Osteochondritis. Traumatic intrajoint changes as the result of overstress are featured by displacement, bony fragments, distortion or collapse, and irregular ossification during the late stages. Osteochondritis may occur at almost any epiphyseal plate, and it is often named after a descriptive author. For example:
Vertebral plates – Scheuermann’s disease
Femoral head – Perthe’s disease
Tibial tubercle – Osgood-Schlatter’s disease
Tarsal navicular – Kohler’s disease
Heel – Sever’s apophysitis
Metatarsal heads – Freiberg’s disease
Such terminology is confusing as the condition is not a disease, and this should be explained to the afflicted.
Osteochondritis Dissecans. This disorder features inflammation of subchondral bone and articular cartilage that results in split pieces of cartilage within an affected joint. The cause is not completely understood, but the damage is inevitably at a point where compression occurs in a jarring injury. The clinical picture reflects avascular necrosis where flakes or loose bodies of bone and/or cartilage are extruded into the joint. The knee, ankle, and elbow are most often affected.
PERIPHERAL NERVE TRAUMA
Direct trauma to a nerve is rare for most nerves are overlaid with protective muscle and fat. O’Donoghue lists exceptions to this as the axillary nerve at the shoulder the ulnar nerve at the elbow, the radial nerve in the forearm, and the peroneal nerve behind the head of the fibula.
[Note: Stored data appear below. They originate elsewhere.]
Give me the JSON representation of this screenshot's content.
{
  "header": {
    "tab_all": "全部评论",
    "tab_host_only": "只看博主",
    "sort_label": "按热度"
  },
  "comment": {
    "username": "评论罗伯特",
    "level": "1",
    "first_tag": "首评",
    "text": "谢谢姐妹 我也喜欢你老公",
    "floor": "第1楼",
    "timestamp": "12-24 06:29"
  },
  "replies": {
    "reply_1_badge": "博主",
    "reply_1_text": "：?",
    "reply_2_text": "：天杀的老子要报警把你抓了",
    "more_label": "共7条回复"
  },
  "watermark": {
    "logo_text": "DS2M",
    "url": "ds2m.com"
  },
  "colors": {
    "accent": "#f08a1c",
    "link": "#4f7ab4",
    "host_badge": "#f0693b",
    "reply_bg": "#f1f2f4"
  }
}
Peripheral nerve disorders may be the cause of, a contribution to, or superimposed on articular disorders. Radiculogenic pain is distributed over the course of the nerve and may be altered by certain spinal movements but not usually by isolated use of the joint. In contrast, pain associated with vascular insufficiency is located distally and related to use of the joint. Nocturnal pain suggests neuropathy, a nerve root lesion, a bone lesion, or tendinitis, but it is not characteristic of advanced cases of degenerative arthritis.
Damage to an individual peripheral nerve is characterized by flaccid, atrophic paralysis of the muscles supplied by the involved nerve and loss of sensation, including proprioception, in the skin distal to the lesion. When partial destruction to various peripheral nerves occurs, the effects are usually more prominent in the distal extremities. The condition features muscle weakness and atrophy and poorly demarcated areas of sensory changes. Associated trophic lesions of joints, muscles, skin, and nails are common. They blend and are somewhat explained as the results of vasospasm.
In simple contusion, there is an immediate shocking sensation that is followed by numbness and pain that passes in a few minutes. In more severe contusion, there is persistent aching pain along the distribution of the nerve and weakness of the muscles supplied that are the effect of edema and congestion of the nerve and its sheath. In severe injuries, paralysis (eg, wrist drop, foot drop) may result. The major features of routine myotome tests, dermatome tests, and reflexes are shown in Table 12.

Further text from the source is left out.